O mandato da Missão de Observação Eleitoral consiste em fazer uma avaliação objectiva, rigorosa e exaustiva de todos os aspectos do processo eleitoral, em harmonia com a legislação nacional e de acordo com os princípios e normas internacionais e regionais ratificados por Moçambique em matéria de eleições democráticas.
A deputada europeia sublinhou que: “a Missão de Observação Eleitoral é independente de todas as instituições da União Europeia, mas também das autoridades e dos políticos moçambicanos. Além disso, os observadores não interferem de forma alguma no processo eleitoral, e não podem alterar nem corrigir deficiências ou oferecer assistência: a Missão não legitima o processo eleitoral, nem valida os resultados das eleições”.
Uma equipa central de dez analistas chegou a Maputo a 1 de Setembro para analizar todas as fases do processo eleitoral, apoiada por peritos em logística e de segurança.
Na próxima sexta-feira, um grupo de 32 Observadores de Longo Prazo será destacado para todas as províncias do país.

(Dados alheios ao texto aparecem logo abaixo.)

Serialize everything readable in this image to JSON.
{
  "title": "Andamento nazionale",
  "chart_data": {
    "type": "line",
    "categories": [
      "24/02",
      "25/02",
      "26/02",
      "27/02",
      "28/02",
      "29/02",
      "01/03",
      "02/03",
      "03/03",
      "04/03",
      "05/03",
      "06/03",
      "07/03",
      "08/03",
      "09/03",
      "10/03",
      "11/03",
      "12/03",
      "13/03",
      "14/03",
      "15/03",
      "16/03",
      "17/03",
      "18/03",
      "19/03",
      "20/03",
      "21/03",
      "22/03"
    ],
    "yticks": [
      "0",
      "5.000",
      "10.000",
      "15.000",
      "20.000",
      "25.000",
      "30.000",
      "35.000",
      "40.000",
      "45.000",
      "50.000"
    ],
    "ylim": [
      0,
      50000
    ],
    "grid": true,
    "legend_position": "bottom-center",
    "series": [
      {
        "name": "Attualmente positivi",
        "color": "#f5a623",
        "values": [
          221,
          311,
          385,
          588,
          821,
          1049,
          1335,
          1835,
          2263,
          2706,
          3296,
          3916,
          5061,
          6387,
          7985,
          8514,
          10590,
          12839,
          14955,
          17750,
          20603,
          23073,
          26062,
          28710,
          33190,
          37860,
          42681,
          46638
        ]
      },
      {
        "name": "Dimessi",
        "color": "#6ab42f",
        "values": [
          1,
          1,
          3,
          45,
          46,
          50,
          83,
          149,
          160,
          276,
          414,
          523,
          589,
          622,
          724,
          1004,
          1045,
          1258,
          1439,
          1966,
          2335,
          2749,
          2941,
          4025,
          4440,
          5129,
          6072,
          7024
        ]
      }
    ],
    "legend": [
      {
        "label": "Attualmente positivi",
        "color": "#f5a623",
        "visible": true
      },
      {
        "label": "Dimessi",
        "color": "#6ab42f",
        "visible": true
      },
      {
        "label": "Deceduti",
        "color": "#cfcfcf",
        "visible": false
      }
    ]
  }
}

Pouco antes do dia eleitoral, 74 Observadores de Curto Prazo, diplomatas dos Estados-Membros da UE acreditados em Moçambique, e uma delegação de deputados do Parlamento Europeu juntar-se-ão à missão. Todos os observadores da União Europeia estão vinculados por um Código de Conduta que assegura a sua neutralidade e imparcialidade.
“A Missão contará com mais de 150 observadores de 24 Estados-Membros da União Europeia, e da Suíça, Canadá e Noruega, e permanecerá no país até à declaração dos resultados eleitorais, incluindo no caso de uma segunda volta eleitoral”, destacou Laura Ballarín.
Dois dias depois das eleições, a Missão fará uma primeira declaração com as suas conclusões preliminares sobre o processo eleitoral, que será divulgada em conferência de imprensa, em Maputo. Até a apresentação dessa declaração preliminar, a Missão não fará nenhuma avaliação pública do processo eleitoral.
Um relatório final abrangente, com recomendações oferecidas às autoridades e ao público para eleições futuras, será emitido no prazo de três meses após a conclusão do processo eleitoral.